Yehoshua seems to assume that the Israeli secular majority - which in some ways is much more Jewishly connected and knowledgeable, in others more ignorant and alienated - is immune to such unpleasant surprises.
At the AJC, Yehoshua called for "looking honestly at our failure" to take advantage of the Balfour Declaration in 1917, after which millions of Jews headed West to America rather than to Eretz Yisrael to found the Jewish state.

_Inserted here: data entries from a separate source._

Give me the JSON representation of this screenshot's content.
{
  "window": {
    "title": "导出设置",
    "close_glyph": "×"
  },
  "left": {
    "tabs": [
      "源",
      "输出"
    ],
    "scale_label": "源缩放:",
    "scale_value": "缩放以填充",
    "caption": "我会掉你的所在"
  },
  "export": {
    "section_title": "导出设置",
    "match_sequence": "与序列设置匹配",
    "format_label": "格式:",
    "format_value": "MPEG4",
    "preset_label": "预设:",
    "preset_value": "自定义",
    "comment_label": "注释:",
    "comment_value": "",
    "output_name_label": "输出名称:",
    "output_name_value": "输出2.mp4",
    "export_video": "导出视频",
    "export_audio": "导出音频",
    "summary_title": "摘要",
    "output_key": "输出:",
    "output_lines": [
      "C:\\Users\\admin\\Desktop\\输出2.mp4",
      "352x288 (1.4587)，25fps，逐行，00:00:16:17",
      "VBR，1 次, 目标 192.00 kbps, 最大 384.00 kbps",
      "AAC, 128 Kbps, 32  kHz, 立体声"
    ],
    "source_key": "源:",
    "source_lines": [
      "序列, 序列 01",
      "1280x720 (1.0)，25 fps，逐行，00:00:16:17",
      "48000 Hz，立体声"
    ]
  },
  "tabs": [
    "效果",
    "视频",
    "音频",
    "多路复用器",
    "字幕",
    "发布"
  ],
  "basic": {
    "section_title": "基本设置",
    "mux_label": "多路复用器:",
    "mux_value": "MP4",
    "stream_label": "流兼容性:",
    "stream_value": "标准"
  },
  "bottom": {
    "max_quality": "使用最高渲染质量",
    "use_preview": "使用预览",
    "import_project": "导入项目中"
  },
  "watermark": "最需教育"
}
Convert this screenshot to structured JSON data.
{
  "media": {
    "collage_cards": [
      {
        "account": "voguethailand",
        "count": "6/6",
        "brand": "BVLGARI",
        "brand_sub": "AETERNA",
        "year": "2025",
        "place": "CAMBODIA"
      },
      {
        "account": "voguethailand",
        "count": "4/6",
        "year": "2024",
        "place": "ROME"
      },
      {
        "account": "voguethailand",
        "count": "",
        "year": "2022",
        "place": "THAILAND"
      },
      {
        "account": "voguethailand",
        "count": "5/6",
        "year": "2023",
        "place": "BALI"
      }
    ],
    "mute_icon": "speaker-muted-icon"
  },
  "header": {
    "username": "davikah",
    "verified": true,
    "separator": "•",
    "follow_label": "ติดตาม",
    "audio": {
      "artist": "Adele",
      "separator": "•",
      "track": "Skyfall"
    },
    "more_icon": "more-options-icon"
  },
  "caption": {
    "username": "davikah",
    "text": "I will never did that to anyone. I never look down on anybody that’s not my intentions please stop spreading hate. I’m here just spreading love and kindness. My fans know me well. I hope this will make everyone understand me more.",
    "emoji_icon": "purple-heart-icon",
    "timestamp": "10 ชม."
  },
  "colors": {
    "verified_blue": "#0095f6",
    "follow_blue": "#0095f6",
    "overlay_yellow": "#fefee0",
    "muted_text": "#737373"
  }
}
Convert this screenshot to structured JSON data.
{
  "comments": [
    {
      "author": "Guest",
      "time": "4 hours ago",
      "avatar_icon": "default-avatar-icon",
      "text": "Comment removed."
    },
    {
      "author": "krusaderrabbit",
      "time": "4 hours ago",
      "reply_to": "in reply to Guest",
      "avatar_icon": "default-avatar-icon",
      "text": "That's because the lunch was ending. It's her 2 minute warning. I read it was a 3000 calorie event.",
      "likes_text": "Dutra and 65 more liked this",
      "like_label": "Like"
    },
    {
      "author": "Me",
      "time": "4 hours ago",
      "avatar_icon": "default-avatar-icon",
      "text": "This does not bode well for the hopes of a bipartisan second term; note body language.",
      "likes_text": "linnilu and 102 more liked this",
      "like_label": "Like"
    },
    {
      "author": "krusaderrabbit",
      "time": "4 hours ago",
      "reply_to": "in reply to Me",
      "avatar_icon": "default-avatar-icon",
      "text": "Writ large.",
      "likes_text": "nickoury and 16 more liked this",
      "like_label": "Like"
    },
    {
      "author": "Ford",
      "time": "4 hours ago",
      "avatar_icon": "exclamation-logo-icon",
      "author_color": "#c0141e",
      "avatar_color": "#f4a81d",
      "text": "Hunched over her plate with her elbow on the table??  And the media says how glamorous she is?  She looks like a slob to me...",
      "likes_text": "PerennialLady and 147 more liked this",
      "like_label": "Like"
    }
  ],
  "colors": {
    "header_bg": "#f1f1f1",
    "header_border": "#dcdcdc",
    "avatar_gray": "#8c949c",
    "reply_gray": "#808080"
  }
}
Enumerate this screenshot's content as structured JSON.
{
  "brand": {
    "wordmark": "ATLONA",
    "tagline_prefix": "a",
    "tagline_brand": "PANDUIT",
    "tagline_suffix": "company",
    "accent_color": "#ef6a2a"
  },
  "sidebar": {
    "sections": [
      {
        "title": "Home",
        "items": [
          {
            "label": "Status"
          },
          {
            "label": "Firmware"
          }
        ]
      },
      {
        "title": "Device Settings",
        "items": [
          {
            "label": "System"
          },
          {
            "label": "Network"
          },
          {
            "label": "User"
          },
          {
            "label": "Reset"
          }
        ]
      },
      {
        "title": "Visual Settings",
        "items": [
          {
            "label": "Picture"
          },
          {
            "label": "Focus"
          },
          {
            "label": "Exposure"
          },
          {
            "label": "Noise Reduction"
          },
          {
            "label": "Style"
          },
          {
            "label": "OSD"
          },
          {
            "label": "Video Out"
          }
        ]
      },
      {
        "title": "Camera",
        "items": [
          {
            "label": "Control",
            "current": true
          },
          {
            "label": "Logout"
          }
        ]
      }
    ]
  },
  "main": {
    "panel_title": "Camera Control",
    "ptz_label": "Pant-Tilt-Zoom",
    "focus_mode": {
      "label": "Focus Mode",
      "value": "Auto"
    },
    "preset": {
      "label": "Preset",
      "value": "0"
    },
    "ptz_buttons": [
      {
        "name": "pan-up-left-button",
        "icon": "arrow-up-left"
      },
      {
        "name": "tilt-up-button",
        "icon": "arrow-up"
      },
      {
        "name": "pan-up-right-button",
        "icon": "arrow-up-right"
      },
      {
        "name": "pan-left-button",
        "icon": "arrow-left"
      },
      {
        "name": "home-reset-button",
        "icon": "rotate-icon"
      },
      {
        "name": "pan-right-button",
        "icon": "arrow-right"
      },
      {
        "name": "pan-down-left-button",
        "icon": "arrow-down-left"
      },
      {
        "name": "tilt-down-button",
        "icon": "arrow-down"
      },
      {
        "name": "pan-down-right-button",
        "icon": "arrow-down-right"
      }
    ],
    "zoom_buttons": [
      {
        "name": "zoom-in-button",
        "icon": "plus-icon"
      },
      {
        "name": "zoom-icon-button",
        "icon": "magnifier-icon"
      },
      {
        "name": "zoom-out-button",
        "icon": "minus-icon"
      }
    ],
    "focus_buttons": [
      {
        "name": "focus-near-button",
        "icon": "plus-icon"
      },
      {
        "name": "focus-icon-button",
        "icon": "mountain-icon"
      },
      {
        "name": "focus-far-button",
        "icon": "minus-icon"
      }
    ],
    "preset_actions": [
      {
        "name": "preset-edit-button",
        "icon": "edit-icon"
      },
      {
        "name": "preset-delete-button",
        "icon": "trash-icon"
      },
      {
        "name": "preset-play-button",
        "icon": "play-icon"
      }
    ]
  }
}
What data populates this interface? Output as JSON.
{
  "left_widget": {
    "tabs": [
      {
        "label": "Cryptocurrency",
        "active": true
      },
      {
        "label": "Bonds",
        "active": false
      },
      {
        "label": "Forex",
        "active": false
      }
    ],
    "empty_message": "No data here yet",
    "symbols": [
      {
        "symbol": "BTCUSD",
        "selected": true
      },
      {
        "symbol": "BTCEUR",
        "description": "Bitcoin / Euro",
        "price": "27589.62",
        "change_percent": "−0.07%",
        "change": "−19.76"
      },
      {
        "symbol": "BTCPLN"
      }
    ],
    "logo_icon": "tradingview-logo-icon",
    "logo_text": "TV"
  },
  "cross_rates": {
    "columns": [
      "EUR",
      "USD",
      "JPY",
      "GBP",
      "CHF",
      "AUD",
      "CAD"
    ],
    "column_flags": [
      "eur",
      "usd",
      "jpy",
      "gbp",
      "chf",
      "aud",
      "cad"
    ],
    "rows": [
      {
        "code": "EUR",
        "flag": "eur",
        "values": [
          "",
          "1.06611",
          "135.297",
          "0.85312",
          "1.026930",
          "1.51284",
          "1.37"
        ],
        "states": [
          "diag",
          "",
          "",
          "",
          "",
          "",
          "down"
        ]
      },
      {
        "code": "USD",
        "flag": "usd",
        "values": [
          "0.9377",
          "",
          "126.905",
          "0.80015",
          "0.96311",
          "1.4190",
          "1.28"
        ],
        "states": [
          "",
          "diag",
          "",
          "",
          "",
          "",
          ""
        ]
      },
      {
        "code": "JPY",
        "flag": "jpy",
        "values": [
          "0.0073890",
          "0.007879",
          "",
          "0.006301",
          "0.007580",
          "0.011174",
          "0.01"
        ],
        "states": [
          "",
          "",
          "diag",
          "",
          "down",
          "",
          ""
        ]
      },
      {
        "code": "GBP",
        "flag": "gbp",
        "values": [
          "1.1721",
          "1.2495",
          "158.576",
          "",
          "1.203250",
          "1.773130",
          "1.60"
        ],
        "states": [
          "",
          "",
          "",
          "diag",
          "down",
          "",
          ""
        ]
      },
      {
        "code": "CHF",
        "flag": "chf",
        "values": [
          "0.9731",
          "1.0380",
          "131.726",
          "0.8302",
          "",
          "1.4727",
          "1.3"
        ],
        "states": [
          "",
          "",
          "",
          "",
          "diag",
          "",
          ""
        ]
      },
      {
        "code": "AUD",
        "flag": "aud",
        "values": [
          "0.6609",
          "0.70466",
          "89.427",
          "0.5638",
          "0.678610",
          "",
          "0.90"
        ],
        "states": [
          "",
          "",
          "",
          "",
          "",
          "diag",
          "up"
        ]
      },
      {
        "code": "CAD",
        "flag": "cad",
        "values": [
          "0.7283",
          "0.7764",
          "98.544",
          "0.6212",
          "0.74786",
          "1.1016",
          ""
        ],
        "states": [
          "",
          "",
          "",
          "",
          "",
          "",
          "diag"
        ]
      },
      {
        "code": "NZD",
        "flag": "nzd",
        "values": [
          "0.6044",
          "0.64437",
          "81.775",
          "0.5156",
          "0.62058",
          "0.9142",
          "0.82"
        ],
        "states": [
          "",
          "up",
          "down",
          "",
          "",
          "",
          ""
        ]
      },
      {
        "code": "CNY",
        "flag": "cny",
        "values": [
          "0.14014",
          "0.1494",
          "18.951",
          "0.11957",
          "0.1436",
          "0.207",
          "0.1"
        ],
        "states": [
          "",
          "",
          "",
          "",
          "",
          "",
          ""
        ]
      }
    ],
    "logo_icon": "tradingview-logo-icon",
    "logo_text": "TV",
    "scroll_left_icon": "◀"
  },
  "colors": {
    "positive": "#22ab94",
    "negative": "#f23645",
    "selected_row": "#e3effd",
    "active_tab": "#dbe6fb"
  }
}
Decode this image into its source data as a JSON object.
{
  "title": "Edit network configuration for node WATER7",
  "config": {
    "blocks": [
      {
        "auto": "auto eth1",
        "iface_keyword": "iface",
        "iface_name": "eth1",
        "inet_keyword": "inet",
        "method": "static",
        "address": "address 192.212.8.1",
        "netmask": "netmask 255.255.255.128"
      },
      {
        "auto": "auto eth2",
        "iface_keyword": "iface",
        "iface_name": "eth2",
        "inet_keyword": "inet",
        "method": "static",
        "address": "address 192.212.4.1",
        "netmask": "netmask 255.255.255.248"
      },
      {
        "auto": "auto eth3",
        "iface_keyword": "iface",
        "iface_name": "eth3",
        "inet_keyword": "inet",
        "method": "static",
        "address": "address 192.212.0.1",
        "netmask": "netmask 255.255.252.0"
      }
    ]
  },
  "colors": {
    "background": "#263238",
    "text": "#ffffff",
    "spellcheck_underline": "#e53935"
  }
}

He implied that if Jews acted differently, the Holocaust could have been prevented or at least would not have taken a third of world Jewry as its toll.
To us, however, a debate in which Israel and the Diaspora point fingers or strut their respective advantages misses the point and illustrates the new failure of vision that is upon us. Without dismissing for a moment the physical threats to the Jewish people, as proudly proclaimed by such enemies as Iran and Hamas, a greater failure of will exists with respect to the opposite threat: that of losing our identity to the embrace of the modern world.
A growing Israel is not sufficient to compensate for a shrinking Diaspora. Israel and the Diaspora need each other, differently than in the past, but more than ever. Israel may not rest or celebrate unless the Jewish people as a whole has reversed its demographic decline, and is contributing to our survival as a people, a culture, and a positive influence on the world.